Whilst showcasing our new manikin products at conferences around the world this year our team at Lifecast have become obsessed by trying to understand the mindset of the user - trying to get to grips with why they behave differently with x manikin vs manikin y.
Is it realism of the features? Is it weight or warmth or touch? What exactly is making the difference? What can we do to increase Realism?
Smell, colour and fine detail...
I understand the manikin is only one small part of the training event - and the skills of the educator, the environment, the props, the learning contract, the debrief are all key components.
I have always been a fan of the "magician and the wand" discussion - please see below... BECAUSE if your manikin is an expensive Wand - then your magician needs to look after it!
I understand that there are different simulation tools for different jobs... and that with the right tools and people we can get the student to 'suspend their disbelief '.
Emotional Attachment / Buy in - are all concepts we have explored as we continue our journey to build tools that will transform simulation. Working with great brains to re-think the traditional simulation concepts.
As Educators / Trainers we need to try and explore the way tools are used - how and why they work - and long term to explore - how do they benefit student outcomes?
Recently I've noticed that there are a great deal of manikin abusers out there!
Medical Manikin's are usually expensive tools - increasingly engineered to look and feel real - with new features being designed by companies around the world each week - yet as I watch people use them I sometimes feel concerned by the lack of care or attention they are given by participants.
In my previous NHS roles I would often spend £100,000+ a year (Every year) to replace broken manikins.
There are some common observations....
Rough intubation - a "I will get this tube down if it kills me!” mentality. Not every person is easy to intubate - not every manikin should be easy - maybe the educators are actually looking at how you cope when you can’t quite see the perfect view with ease.
If you continue to DIG around in the Away - rather than fall back, regroup and use plan B techniques - you are maybe not the right person to be playing with Airways..
Maybe its a positioning issue?

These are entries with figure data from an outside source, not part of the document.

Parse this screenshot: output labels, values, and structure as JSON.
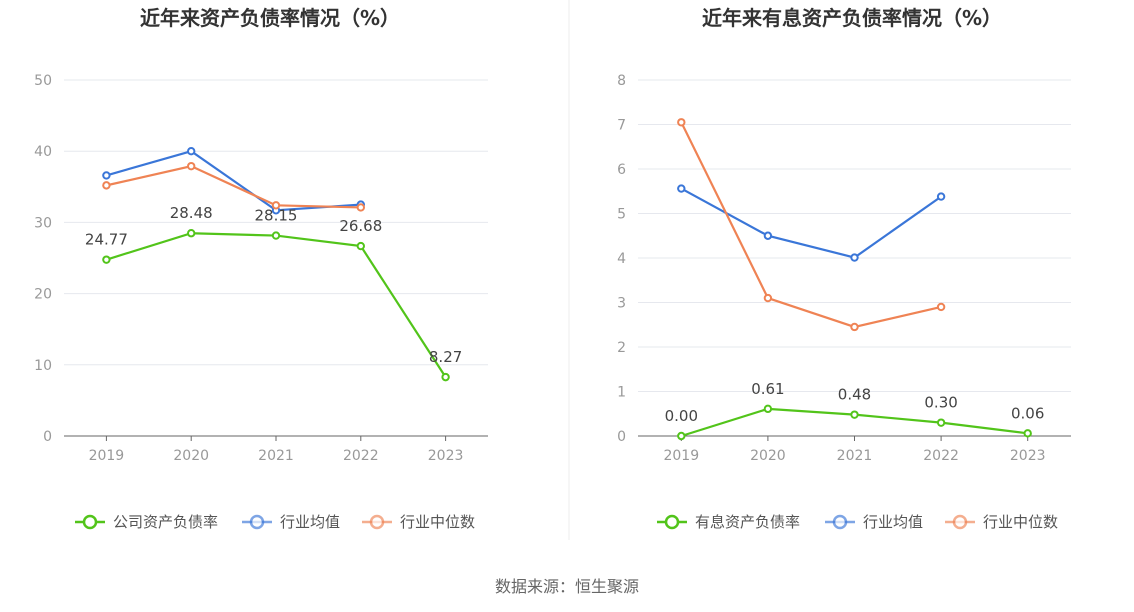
{
  "source": "数据来源：恒生聚源",
  "colors": {
    "company": "#52c41a",
    "industry_avg": "#3a76d8",
    "industry_median": "#ef8354"
  },
  "chart_data": [
    {
      "type": "line",
      "title": "近年来资产负债率情况（%）",
      "categories": [
        "2019",
        "2020",
        "2021",
        "2022",
        "2023"
      ],
      "y_ticks": [
        "0",
        "10",
        "20",
        "30",
        "40",
        "50"
      ],
      "ylim": [
        0,
        50
      ],
      "grid": true,
      "legend_position": "bottom",
      "series": [
        {
          "name": "公司资产负债率",
          "role": "company",
          "values": [
            24.77,
            28.48,
            28.15,
            26.68,
            8.27
          ],
          "labels": [
            "24.77",
            "28.48",
            "28.15",
            "26.68",
            "8.27"
          ]
        },
        {
          "name": "行业均值",
          "role": "industry_avg",
          "values": [
            36.6,
            40.0,
            31.7,
            32.5,
            null
          ]
        },
        {
          "name": "行业中位数",
          "role": "industry_median",
          "values": [
            35.2,
            37.9,
            32.4,
            32.1,
            null
          ]
        }
      ]
    },
    {
      "type": "line",
      "title": "近年来有息资产负债率情况（%）",
      "categories": [
        "2019",
        "2020",
        "2021",
        "2022",
        "2023"
      ],
      "y_ticks": [
        "0",
        "1",
        "2",
        "3",
        "4",
        "5",
        "6",
        "7",
        "8"
      ],
      "ylim": [
        0,
        8
      ],
      "grid": true,
      "legend_position": "bottom",
      "series": [
        {
          "name": "有息资产负债率",
          "role": "company",
          "values": [
            0.0,
            0.61,
            0.48,
            0.3,
            0.06
          ],
          "labels": [
            "0.00",
            "0.61",
            "0.48",
            "0.30",
            "0.06"
          ]
        },
        {
          "name": "行业均值",
          "role": "industry_avg",
          "values": [
            5.56,
            4.5,
            4.01,
            5.38,
            null
          ]
        },
        {
          "name": "行业中位数",
          "role": "industry_median",
          "values": [
            7.05,
            3.1,
            2.45,
            2.9,
            null
          ]
        }
      ]
    }
  ]
}
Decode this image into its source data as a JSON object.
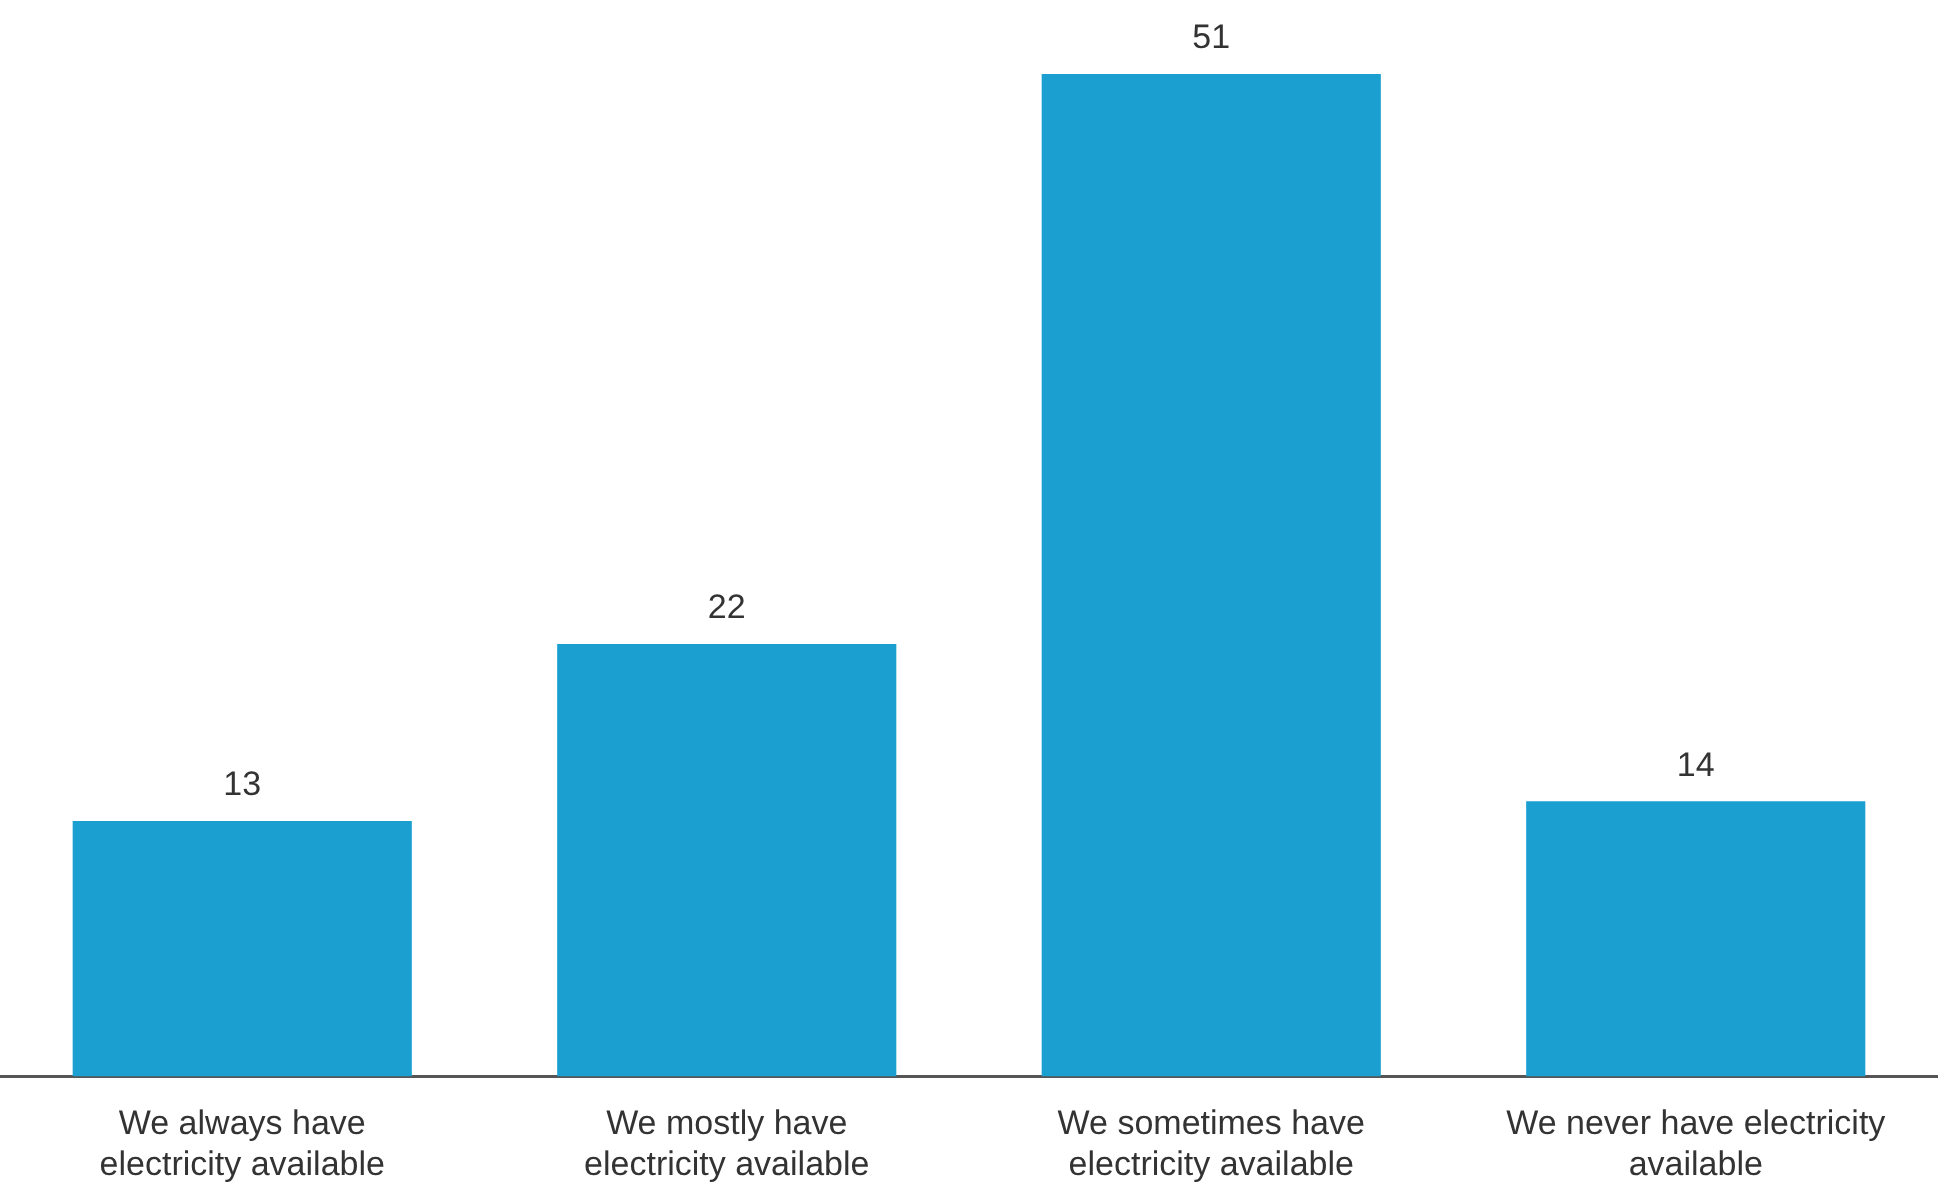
{
  "chart_data": {
    "type": "bar",
    "categories": [
      "We always have electricity available",
      "We mostly have electricity available",
      "We sometimes have electricity available",
      "We never have electricity available"
    ],
    "values": [
      13,
      22,
      51,
      14
    ],
    "color": "#1b9fd0",
    "data_labels": true
  }
}
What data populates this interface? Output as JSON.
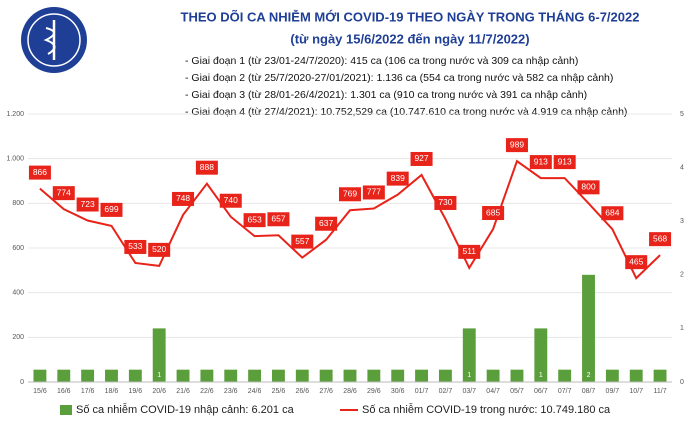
{
  "chart_data": {
    "type": "bar-line",
    "title": "THEO DÕI CA NHIỄM MỚI COVID-19 THEO NGÀY TRONG THÁNG 6-7/2022",
    "subtitle": "(từ ngày 15/6/2022 đến ngày 11/7/2022)",
    "annotations": [
      "- Giai đoạn 1 (từ 23/01-24/7/2020): 415 ca (106 ca trong nước và 309 ca nhập cảnh)",
      "- Giai đoạn 2 (từ 25/7/2020-27/01/2021): 1.136 ca (554 ca trong nước và 582 ca nhập cảnh)",
      "- Giai đoạn 3 (từ 28/01-26/4/2021): 1.301 ca (910 ca trong nước và 391 ca nhập cảnh)",
      "- Giai đoạn 4 (từ 27/4/2021): 10.752,529 ca (10.747.610 ca trong nước và 4.919 ca nhập cảnh)"
    ],
    "categories": [
      "15/6",
      "16/6",
      "17/6",
      "18/6",
      "19/6",
      "20/6",
      "21/6",
      "22/6",
      "23/6",
      "24/6",
      "25/6",
      "26/6",
      "27/6",
      "28/6",
      "29/6",
      "30/6",
      "01/7",
      "02/7",
      "03/7",
      "04/7",
      "05/7",
      "06/7",
      "07/7",
      "08/7",
      "09/7",
      "10/7",
      "11/7"
    ],
    "series": [
      {
        "name": "Số ca nhiễm COVID-19 nhập cảnh: 6.201 ca",
        "color": "#5b9e3c",
        "axis": "y2",
        "values": [
          0.23,
          0.23,
          0.23,
          0.23,
          0.23,
          1,
          0.23,
          0.23,
          0.23,
          0.23,
          0.23,
          0.23,
          0.23,
          0.23,
          0.23,
          0.23,
          0.23,
          0.23,
          1,
          0.23,
          0.23,
          1,
          0.23,
          2,
          0.23,
          0.23,
          0.23
        ]
      },
      {
        "name": "Số ca nhiễm COVID-19 trong nước: 10.749.180 ca",
        "color": "#e8231a",
        "values": [
          866,
          774,
          723,
          699,
          533,
          520,
          748,
          888,
          740,
          653,
          657,
          557,
          637,
          769,
          777,
          839,
          927,
          730,
          511,
          685,
          989,
          913,
          913,
          800,
          684,
          465,
          568
        ]
      }
    ],
    "ylim": [
      0,
      1200
    ],
    "yticks": [
      0,
      200,
      400,
      600,
      800,
      {
        "value": 1000,
        "label": "1.000"
      },
      {
        "value": 1200,
        "label": "1.200"
      }
    ],
    "y2lim": [
      0,
      5
    ],
    "y2ticks": [
      0,
      1,
      2,
      3,
      4,
      5
    ]
  }
}
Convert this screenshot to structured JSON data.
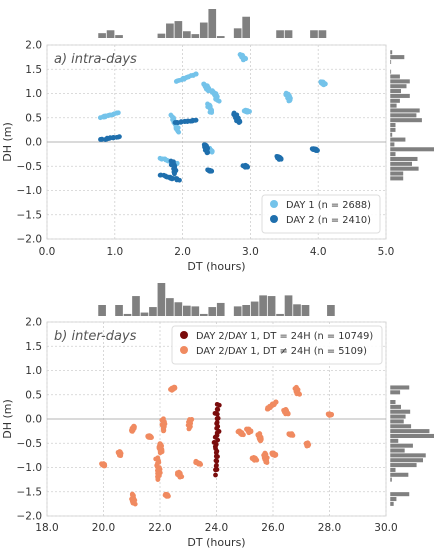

Maybe its the tool you are using? Standard blade vs difficult airway blade - size of blade etc... Maybe the manikin is designed to be somewhat awkward.
Shoving OP airways in (without care…) Sufficient Attention is not given to OP Airway insertion - If you insert an airway with the little attention to detail that we see in manikins you really could be causing significant damage - to teeth and to soft tissues.
You may not know but the OP Airway causes more damage to teeth in Anaesthetised patients than the Metal Blade of the Laryngoscope - http://www.frca.co.uk/article.aspx?articleid=101120
Shoving fingers in places where fingers shouldn’t go! - Recently I’ve seen many people "Shoving their fingers down the Lady manikins throat"... Why? I don’t get it.. Is it sexual? because ... it sure as hell isn’t clinical!
When I ask them what they are doing they say - "I was having a feel of the anatomy" - (Really? - Do you do that with your patients?) "
"I was seeing if I could digitally intubate" - When did you last do that to a patient in your theatres? I understand that these skills exist - and maybe for 0.005% of patients and clinicians these may be skills you need, but maybe we could save hundreds of thousands of pounds to the NHS by just thinking differently...
Please try and 'Treat your manikins with the same care and respect with which you would like to be treated...'
Its a simple message - Please look after your manikin like you would expect to be looked after... Manual handling, Clinical skills, Skin care, the list goes on...
I feel we need a shift in mentality - TREAT YOUR MANIKIN LIKE YOU WOULD A PATIENT!